Ces cas restent minoritaires. La grande majorité des candidats relève du régime de droit commun, les cinq ans pleins. Mais vérifier dès le départ si vous entrez dans une de ces catégories peut vous faire gagner des années, et changer entièrement votre calendrier.

Ce qui compte vraiment dans le calcul

C’est ici que se jouent beaucoup de dossiers. Quelques points que les candidats sous-estiment souvent.

Toutes les années ne se valent pas. Le séjour doit être régulier. Les périodes passées en France sous couvert d’un titre de séjour valable comptent ; les périodes de séjour irrégulier, beaucoup moins, et parfois pas du tout. Une question revient sans cesse : « mes années d’études comptent-elles ? » Oui, le temps passé en France sous visa étudiant entre dans le stage. Et si vous avez un diplôme supérieur français de deux ans, il peut en plus déclencher la réduction de l’article 21-18.

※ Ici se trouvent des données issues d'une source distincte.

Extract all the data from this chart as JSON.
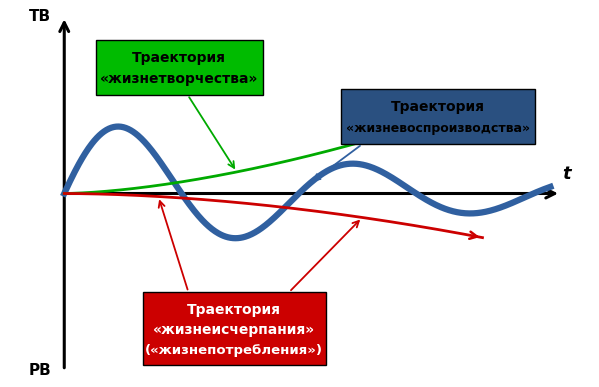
{
  "background_color": "#ffffff",
  "axis_color": "#000000",
  "tv_label": "ТВ",
  "pv_label": "РВ",
  "t_label": "t",
  "green_label_line1": "Траектория",
  "green_label_line2": "«жизнетворчества»",
  "blue_label_line1": "Траектория",
  "blue_label_line2": "«жизневоспроизводства»",
  "red_label_line1": "Траектория",
  "red_label_line2": "«жизнеисчерпания»",
  "red_label_line3": "(«жизнепотребления»)",
  "green_color": "#00aa00",
  "blue_color": "#3060a0",
  "red_color": "#cc0000",
  "green_box_color": "#00bb00",
  "blue_box_color": "#2a5080",
  "red_box_color": "#cc0000",
  "xlim": [
    -0.5,
    10.5
  ],
  "ylim": [
    -3.2,
    3.2
  ],
  "figsize": [
    5.99,
    3.87
  ],
  "dpi": 100
}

La continuité n’a pas à être parfaite à la journée près. Des absences ponctuelles, vacances, déplacements professionnels, un voyage familial, ne brisent pas le stage tant que le centre de votre vie reste en France. En revanche, une expatriation de plusieurs mois pour un poste à l’étranger, avec votre famille, peut être analysée comme une rupture de la résidence habituelle.

Le présent prime sur le passé. La préfecture regarde votre situation au moment où elle instruit, pas seulement vos cinq dernières années. Un emploi stable, des ressources suffisantes et autonomes, une situation fiscale en règle pèsent lourd. À l’inverse, perdre son travail ou sa stabilité juste avant l’entretien fragilise le dossier, même si les cinq ans sont acquis.

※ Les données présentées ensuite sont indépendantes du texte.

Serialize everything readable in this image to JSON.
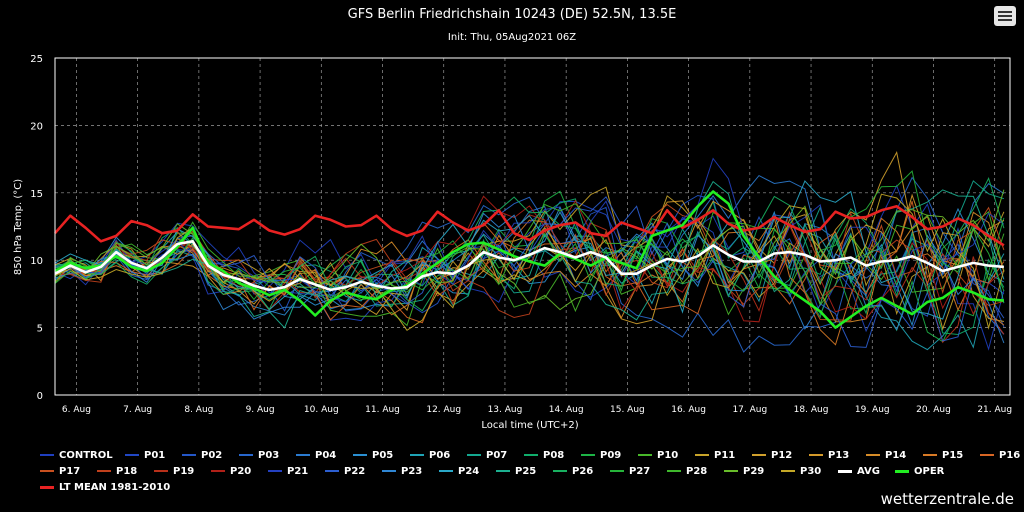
{
  "header": {
    "title": "GFS Berlin Friedrichshain 10243 (DE) 52.5N, 13.5E",
    "subtitle": "Init: Thu, 05Aug2021 06Z"
  },
  "menu_icon": "hamburger-menu-icon",
  "credit": "wetterzentrale.de",
  "chart_data": {
    "type": "line",
    "xlabel": "Local time (UTC+2)",
    "ylabel": "850 hPa Temp. (°C)",
    "ylim": [
      0,
      25
    ],
    "yticks": [
      0,
      5,
      10,
      15,
      20,
      25
    ],
    "xlim": [
      -0.35,
      15.25
    ],
    "xticks": [
      "6. Aug",
      "7. Aug",
      "8. Aug",
      "9. Aug",
      "10. Aug",
      "11. Aug",
      "12. Aug",
      "13. Aug",
      "14. Aug",
      "15. Aug",
      "16. Aug",
      "17. Aug",
      "18. Aug",
      "19. Aug",
      "20. Aug",
      "21. Aug"
    ],
    "grid": true,
    "legend_position": "bottom",
    "series": [
      {
        "name": "CONTROL",
        "color": "#1f3fbf"
      },
      {
        "name": "P01",
        "color": "#2147c4"
      },
      {
        "name": "P02",
        "color": "#2457c8"
      },
      {
        "name": "P03",
        "color": "#2867cc"
      },
      {
        "name": "P04",
        "color": "#2b7bd0"
      },
      {
        "name": "P05",
        "color": "#2a8fd2"
      },
      {
        "name": "P06",
        "color": "#1fa3b5"
      },
      {
        "name": "P07",
        "color": "#14a890"
      },
      {
        "name": "P08",
        "color": "#10ad6b"
      },
      {
        "name": "P09",
        "color": "#1db346"
      },
      {
        "name": "P10",
        "color": "#48b82a"
      },
      {
        "name": "P11",
        "color": "#c8a42a"
      },
      {
        "name": "P12",
        "color": "#d0a02c"
      },
      {
        "name": "P13",
        "color": "#d49a2a"
      },
      {
        "name": "P14",
        "color": "#d68c28"
      },
      {
        "name": "P15",
        "color": "#d87a26"
      },
      {
        "name": "P16",
        "color": "#d86624"
      },
      {
        "name": "P17",
        "color": "#c8501f"
      },
      {
        "name": "P18",
        "color": "#c0401c"
      },
      {
        "name": "P19",
        "color": "#b8301a"
      },
      {
        "name": "P20",
        "color": "#b02018"
      },
      {
        "name": "P21",
        "color": "#2440c0"
      },
      {
        "name": "P22",
        "color": "#2c5ed0"
      },
      {
        "name": "P23",
        "color": "#2f86d4"
      },
      {
        "name": "P24",
        "color": "#2aa8c8"
      },
      {
        "name": "P25",
        "color": "#1cb090"
      },
      {
        "name": "P26",
        "color": "#18b060"
      },
      {
        "name": "P27",
        "color": "#26b43a"
      },
      {
        "name": "P28",
        "color": "#3fb82c"
      },
      {
        "name": "P29",
        "color": "#68bc2a"
      },
      {
        "name": "P30",
        "color": "#c4a826"
      },
      {
        "name": "AVG",
        "color": "#ffffff",
        "values": [
          9.0,
          9.6,
          9.1,
          9.5,
          10.6,
          9.8,
          9.4,
          10.2,
          11.2,
          11.4,
          9.6,
          8.9,
          8.6,
          8.1,
          7.8,
          8.0,
          8.6,
          8.2,
          7.8,
          8.0,
          8.4,
          8.1,
          7.9,
          8.0,
          8.8,
          9.1,
          9.0,
          9.6,
          10.6,
          10.2,
          10.0,
          10.4,
          10.9,
          10.6,
          10.2,
          10.6,
          10.2,
          9.0,
          9.0,
          9.6,
          10.1,
          9.9,
          10.3,
          11.1,
          10.4,
          9.9,
          9.9,
          10.5,
          10.6,
          10.4,
          9.9,
          10.0,
          10.2,
          9.6,
          9.9,
          10.0,
          10.3,
          9.8,
          9.2,
          9.5,
          9.8,
          9.6,
          9.5
        ]
      },
      {
        "name": "OPER",
        "color": "#22ee22",
        "values": [
          9.2,
          9.8,
          9.4,
          9.6,
          10.3,
          9.5,
          9.2,
          9.8,
          11.0,
          12.4,
          9.8,
          9.2,
          8.3,
          7.9,
          7.4,
          7.8,
          7.0,
          5.9,
          7.0,
          7.6,
          7.3,
          7.1,
          7.8,
          8.1,
          9.0,
          9.8,
          10.6,
          11.2,
          11.3,
          10.8,
          10.3,
          9.9,
          9.6,
          10.5,
          10.1,
          9.6,
          10.2,
          9.8,
          9.4,
          11.8,
          12.2,
          12.6,
          14.0,
          15.1,
          14.2,
          11.8,
          10.2,
          8.8,
          7.8,
          7.0,
          6.2,
          5.0,
          5.8,
          6.6,
          7.2,
          6.6,
          6.0,
          6.9,
          7.2,
          8.0,
          7.6,
          7.1,
          7.0
        ]
      },
      {
        "name": "LT MEAN 1981-2010",
        "color": "#e82222",
        "values": [
          12.0,
          13.3,
          12.4,
          11.4,
          11.8,
          12.9,
          12.6,
          12.0,
          12.2,
          13.4,
          12.5,
          12.4,
          12.3,
          13.0,
          12.2,
          11.9,
          12.3,
          13.3,
          13.0,
          12.5,
          12.6,
          13.3,
          12.3,
          11.8,
          12.2,
          13.6,
          12.8,
          12.2,
          12.6,
          13.7,
          12.0,
          11.5,
          12.2,
          12.6,
          12.8,
          12.0,
          11.8,
          12.8,
          12.4,
          12.0,
          13.7,
          12.4,
          13.0,
          13.7,
          12.7,
          12.2,
          12.4,
          13.2,
          12.6,
          12.1,
          12.3,
          13.6,
          13.1,
          13.2,
          13.7,
          14.0,
          13.2,
          12.3,
          12.5,
          13.1,
          12.6,
          11.8,
          11.1
        ]
      }
    ]
  }
}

La durée seule ne garantit rien. On peut remplir le stage et voir sa demande ajournée ou rejetée pour un autre motif : insuffisance de ressources, défaut d’assimilation, antécédents pénaux. Le temps de résidence est une porte d’entrée, pas une garantie de résultat. Nous avons listé les écueils les plus courants dans notre article sur les motifs de refus à éviter.

Ce qu’il faut retenir

Le stage de 5 ans est la règle, pas une fatalité. Avant de prendre votre date de dépôt pour acquise, posez-vous trois questions. Avez-vous un diplôme supérieur français de deux ans, qui ramène le stage à deux ans ? Relevez-vous d’une dispense totale, statut de réfugié, francophonie, services rendus ? Et surtout, votre résidence habituelle, au sens du centre de vos intérêts matériels et familiaux, est-elle bien fixée en France, et pas seulement votre présence physique ?

La voie par mariage obéit, elle, à une logique différente, par déclaration et non par décret, avec ses propres délais. Si c’est votre situation, comparez les deux régimes dans notre article naturalisation par décret ou par mariage. Et quel que soit votre cas, le stage rempli ne vous dispense jamais de préparer l’entretien d’assimilation, qui reste le vrai moment de vérité de la procédure.